Presley Chweneyagae stars as a gangster trying to redeem himself in the Oscar-winning foreign film "Tsotsi." Credit: Courtesy Miramax

Culture, including popular culture, follows the flag. Just
as the British Empire in its greatest hour assured the
dominance of English literature in the 19th century, so in our own day has
American popular music, dress, and film prevailed in almost every area of the
globe. Tom Cruise’s toothy smile beams from posters in Helsinki,
Chinese teenagers listen to rock and rap, and blue jeans constitute accepted
style everywhere. The rise of the American empire, like it or not, even
threatens to overwhelm the art, the expression, the identity of other cultures.

Despite the decline of once-thriving national film
industries, especially in Europe, Hollywood
has not quite yet entirely obliterated foreign cinema. Even in emerging nations
without a grand history of production, a new self awareness can sometimes
inspire filmmakers to reflect an equally new sense of identity. Tsotsi, which
recently won the Academy Award for best foreign film, indicates something of a
new spirit in South Africa,
a relatively old country with a relatively new form of government.

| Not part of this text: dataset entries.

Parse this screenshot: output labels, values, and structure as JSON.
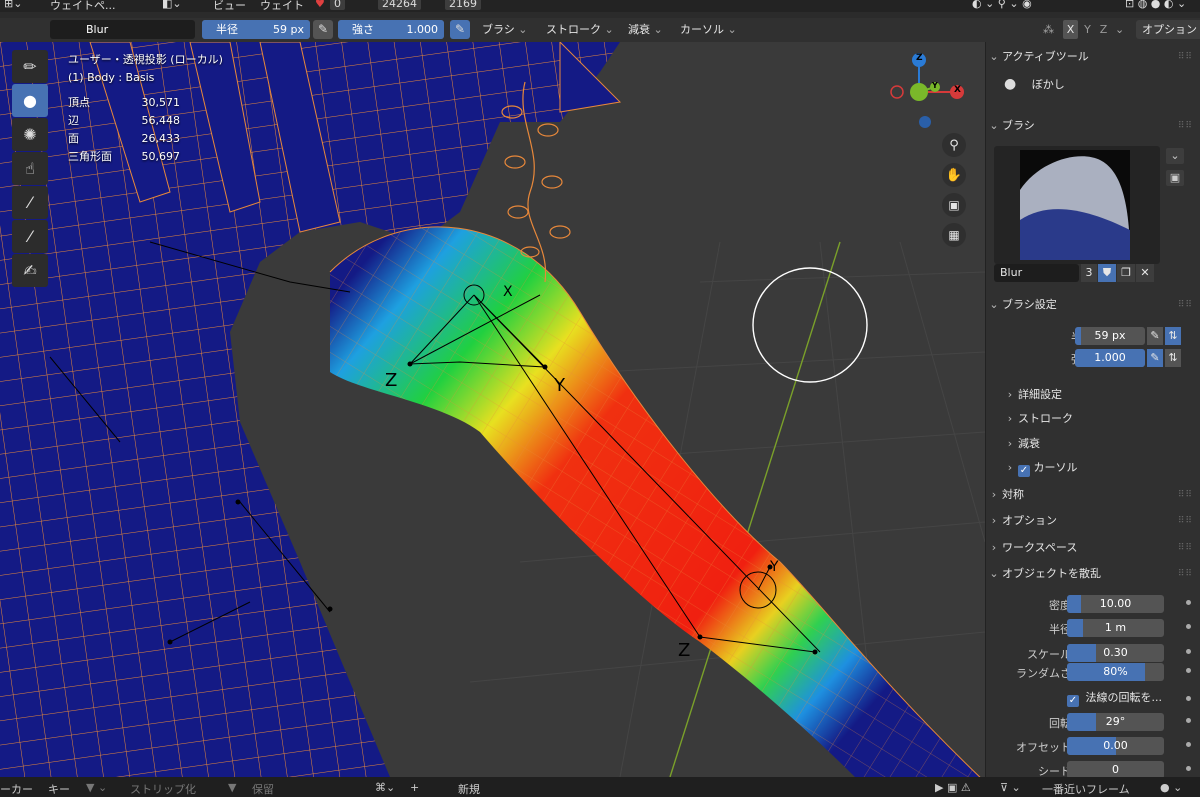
{
  "header": {
    "mode": "ウェイトペ...",
    "menu": [
      "ビュー",
      "ウェイト"
    ],
    "count_a": "0",
    "count_b": "24264",
    "count_c": "2169"
  },
  "toolbar": {
    "brush_name": "Blur",
    "radius_label": "半径",
    "radius_value": "59 px",
    "strength_label": "強さ",
    "strength_value": "1.000",
    "menus": [
      "ブラシ",
      "ストローク",
      "減衰",
      "カーソル"
    ],
    "axes": [
      "X",
      "Y",
      "Z"
    ],
    "options": "オプション"
  },
  "viewport": {
    "view_name": "ユーザー・透視投影 (ローカル)",
    "object_name": "(1) Body : Basis",
    "stats": [
      {
        "label": "頂点",
        "value": "30,571"
      },
      {
        "label": "辺",
        "value": "56,448"
      },
      {
        "label": "面",
        "value": "26,433"
      },
      {
        "label": "三角形面",
        "value": "50,697"
      }
    ],
    "gizmo_labels": [
      "Z",
      "Y",
      "X"
    ],
    "bone_labels": [
      "X",
      "Y",
      "Z",
      "Y",
      "Z"
    ]
  },
  "sidebar": {
    "active_tool_header": "アクティブツール",
    "active_tool": "ぼかし",
    "brush_header": "ブラシ",
    "brush_name": "Blur",
    "brush_users": "3",
    "brush_settings_header": "ブラシ設定",
    "radius_label": "半径",
    "radius_value": "59 px",
    "strength_label": "強さ",
    "strength_value": "1.000",
    "subsections": [
      "詳細設定",
      "ストローク",
      "減衰",
      "カーソル"
    ],
    "sections": [
      "対称",
      "オプション",
      "ワークスペース"
    ],
    "scatter_header": "オブジェクトを散乱",
    "scatter": [
      {
        "label": "密度",
        "value": "10.00",
        "fill": 0.1
      },
      {
        "label": "半径",
        "value": "1 m",
        "fill": 0.12
      },
      {
        "label": "スケール",
        "value": "0.30",
        "fill": 0.3
      },
      {
        "label": "ランダムさ",
        "value": "80%",
        "fill": 0.8
      }
    ],
    "normal_rotation": "法線の回転を...",
    "scatter2": [
      {
        "label": "回転",
        "value": "29°",
        "fill": 0.3
      },
      {
        "label": "オフセット",
        "value": "0.00",
        "fill": 0.5
      },
      {
        "label": "シード",
        "value": "0",
        "fill": 0.0
      }
    ]
  },
  "statusbar": {
    "items": [
      "ーカー",
      "キー",
      "ストリップ化",
      "保留",
      "新規",
      "一番近いフレーム"
    ]
  },
  "colors": {
    "accent": "#4772b3",
    "weight_zero": "#141a85",
    "wire": "#e8883a"
  }
}
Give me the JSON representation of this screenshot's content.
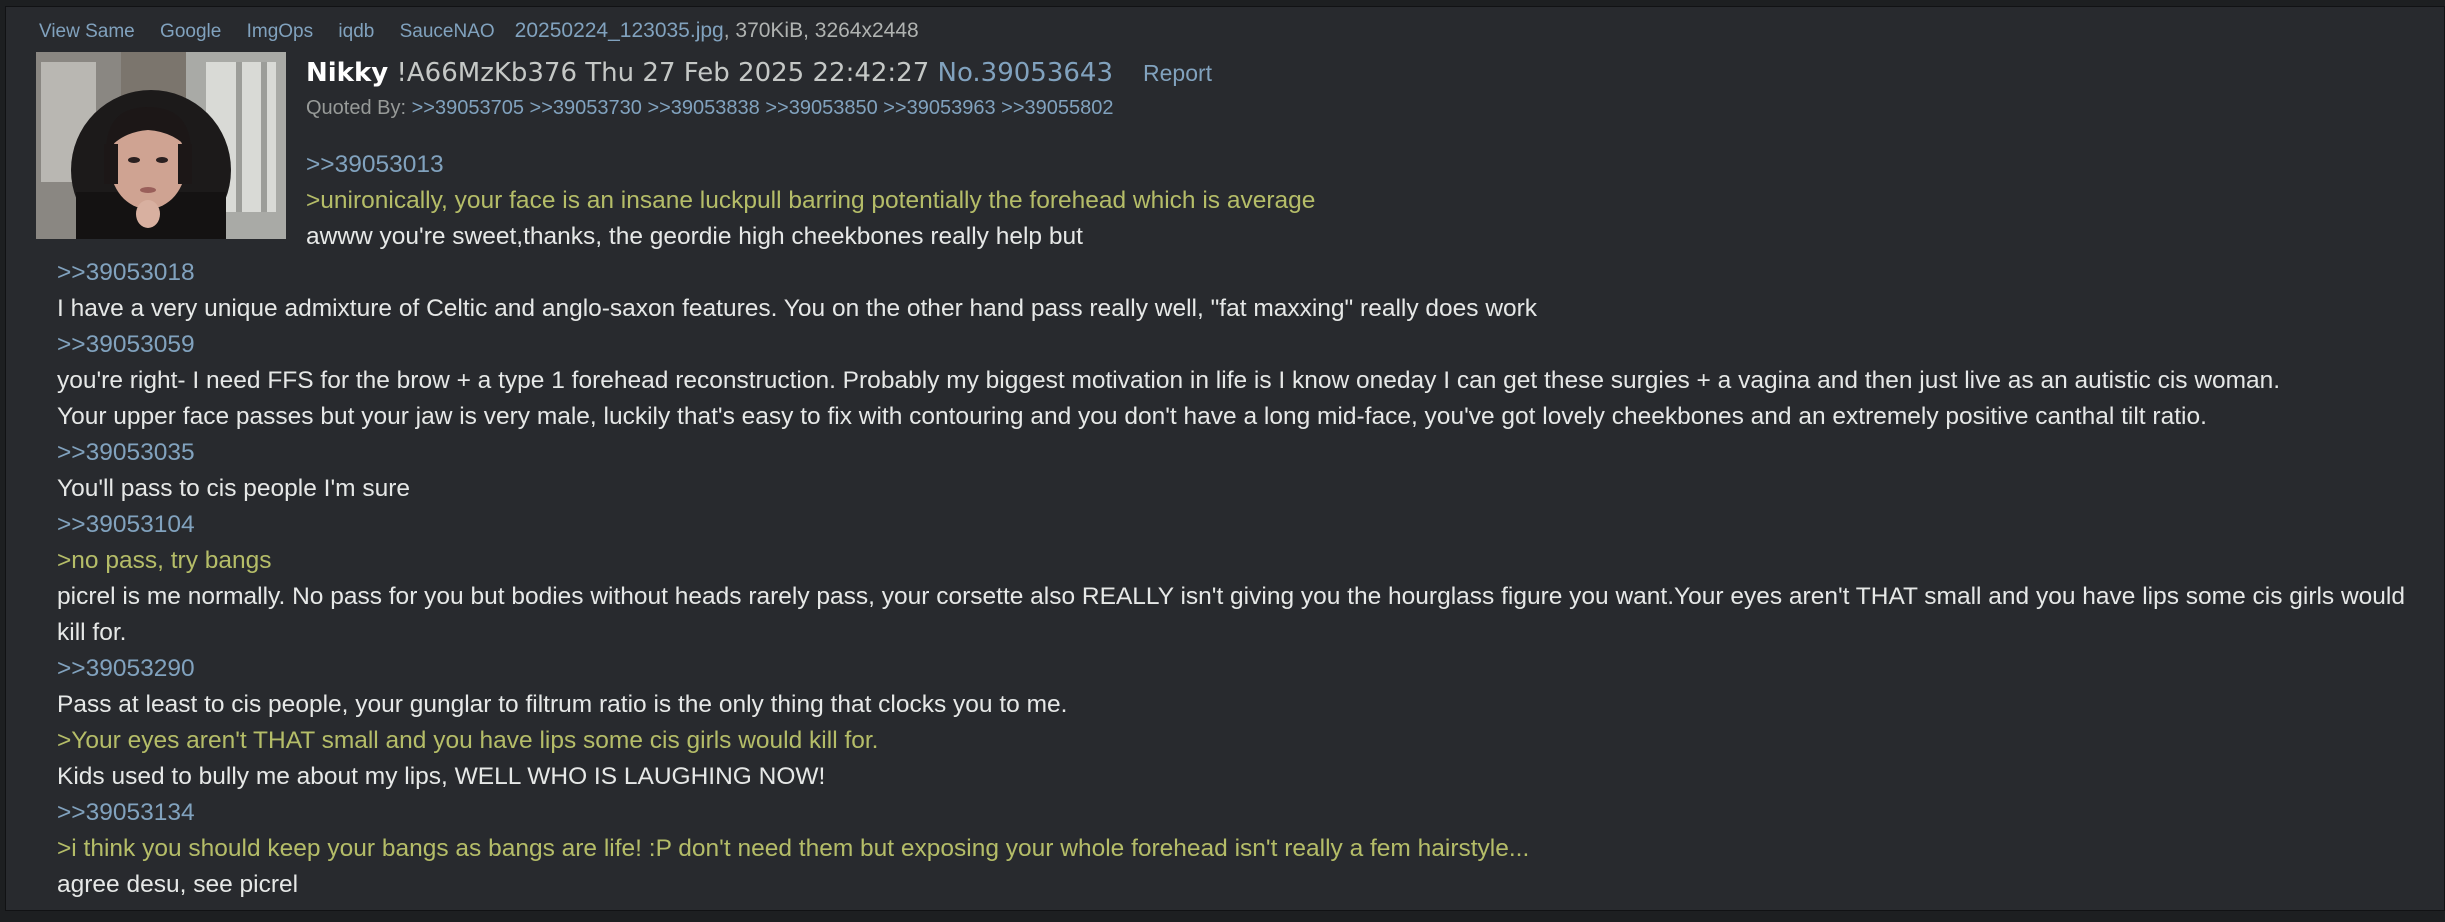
{
  "file": {
    "tools": [
      "View Same",
      "Google",
      "ImgOps",
      "iqdb",
      "SauceNAO"
    ],
    "filename": "20250224_123035.jpg",
    "meta": ", 370KiB, 3264x2448"
  },
  "post": {
    "name": "Nikky",
    "tripcode": " !A66MzKb376 ",
    "date": "Thu 27 Feb 2025 22:42:27 ",
    "number": "No.39053643",
    "report": "Report",
    "quoted_by_label": "Quoted By: ",
    "quoted_by": [
      ">>39053705",
      ">>39053730",
      ">>39053838",
      ">>39053850",
      ">>39053963",
      ">>39055802"
    ]
  },
  "body": {
    "l0": ">>39053013",
    "l1": ">unironically, your face is an insane luckpull barring potentially the forehead which is average",
    "l2": "awww you're sweet,thanks, the geordie high cheekbones really help but",
    "l3": ">>39053018",
    "l4": "I have a very unique admixture of Celtic and anglo-saxon features. You on the other hand pass really well, \"fat maxxing\" really does work",
    "l5": ">>39053059",
    "l6": "you're right- I need FFS for the brow + a type 1 forehead reconstruction. Probably my biggest motivation in life is I know oneday I can get these surgies + a vagina and then just live as an autistic cis woman.",
    "l7": "Your upper face passes but your jaw is very male, luckily that's easy to fix with contouring and you don't have a long mid-face, you've got lovely cheekbones and an extremely positive canthal tilt ratio.",
    "l8": ">>39053035",
    "l9": "You'll pass to cis people I'm sure",
    "l10": ">>39053104",
    "l11": ">no pass, try bangs",
    "l12": "picrel is me normally. No pass for you but bodies without heads rarely pass, your corsette also REALLY isn't giving you the hourglass figure you want.Your eyes aren't THAT small and you have lips some cis girls would kill for.",
    "l13": ">>39053290",
    "l14": "Pass at least to cis people, your gunglar to filtrum ratio is the only thing that clocks you to me.",
    "l15": ">Your eyes aren't THAT small and you have lips some cis girls would kill for.",
    "l16": "Kids used to bully me about my lips, WELL WHO IS LAUGHING NOW!",
    "l17": ">>39053134",
    "l18": ">i think you should keep your bangs as bangs are life! :P don't need them but exposing your whole forehead isn't really a fem hairstyle...",
    "l19": "agree desu, see picrel"
  },
  "colors": {
    "background": "#1d1f21",
    "post_background": "#282a2e",
    "link": "#81a2be",
    "greentext": "#b5bd68",
    "text": "#e6e8e7"
  }
}
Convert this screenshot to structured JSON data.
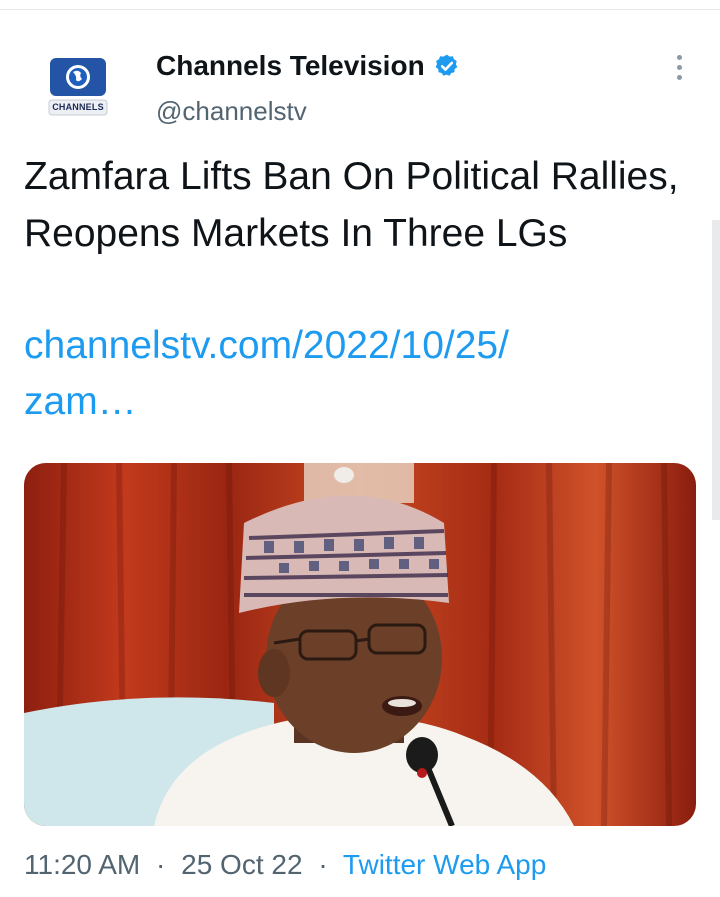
{
  "tweet": {
    "author": {
      "avatar_text": "CHANNELS",
      "display_name": "Channels Television",
      "handle": "@channelstv",
      "verified_icon": "verified-badge-icon"
    },
    "more_icon": "more-options-icon",
    "headline": "Zamfara Lifts Ban On Political Rallies, Reopens Markets In Three LGs",
    "link": {
      "line1": "channelstv.com/2022/10/25/",
      "line2": "zam…"
    },
    "media_alt_subject": "photo",
    "time": "11:20 AM",
    "date": "25 Oct 22",
    "separator": "·",
    "source": "Twitter Web App"
  },
  "colors": {
    "text_primary": "#0f1419",
    "text_secondary": "#536471",
    "link_blue": "#1d9bf0",
    "channels_blue": "#2454a6",
    "verified_blue": "#1d9bf0"
  }
}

The movie, which features a cast of actors whose names
nobody in America
would recognize, tells a simple, straightforward story with a noticeable
absence of special effects or the sort of slickness that most contemporary
audiences expect. Filmed in a black township — i.e., a large, crowded slum
— in Johannesburg, it shows a
brief, violent period in the life of a young thug named Tsotsi
(Presley Chweneyagae) who commits some serious crimes
and hurts a number of innocent people. Ultimately, however, transformed by the
need to care for an utterly dependent human being, he acquires a greater
humanity, learning something like compassion and what one of his gang members
calls decency.

At the beginning of the film Tsotsi
and the crew he leads rob a man in a crowded commuter train, but Tsotsi takes the robbery a step further and stabs the
victim to death. When Boston (MothusiMagano), one of the gang,
sickened by the deed, berates him, Tsotsi beats his
friend savagely and runs off to commit a new crime. He steals a car and, when
the owner tries to stop him, shoots her; when he crashes the car he discovers a
baby on the back seat, the great fact that will change his life.

Impulsively, Tsotsi brings the
infant back to his shack, and finds that the baby’s needs somehow awaken a
response in him. In some comically clumsy ways, he attempts to care for his new
charge and eventually enlists, at gunpoint, a local young mother to nurse him.
A series of brief flashbacks explain something of Tsotsi’s
personality and conduct and suggest his motivation for keeping the child and,
more important, naming him.

As the police search for the abductor, whose
shooting has left the mother partially paralyzed, Tsotsi
and his gang return to the victim’s house. But while his mates search for
valuables, he fills a bag with diapers, toys, and stuffed animals. Although
that robbery ends in another murder and an increasingly desperate situation for
Tsotsi, it also paradoxically establishes some
semblance of goodness in the young man. At the end of the film his commitment
to the baby leads to some measure of redemption, a sense that he can for once
do the right thing and save a life rather than destroy one.

The movie’s fidelity to its squalid location and the
convincing reality of its people compensate for its lack of sophistication and
polish. Since the action follows an obvious course and the director relies on
strong, clear visual storytelling, the subtitles translating the unfamiliar
mixture of languages like Zulu and Afrikaans seldom seem really necessary, a
most refreshing departure from the talkiness of so
many foreign films.

The camera also, however, lingers far too long on the faces
of the actors, who often simply look at each other for long periods, as if
trying to make up their minds about a speech or a gesture. The heavy-handed
technique needlessly overstates the emotion of the film’s situations, adding
false melodrama to several naturally tense of moving encounters. Tsotsi often
seems crude and oversimplified, but its themes and contexts, and more
importantly its national origin and its appearance here, represent an important
step for South African film.

Tsotsi(R), written and
directed by Gavin Hood, is playing at Little Theatres.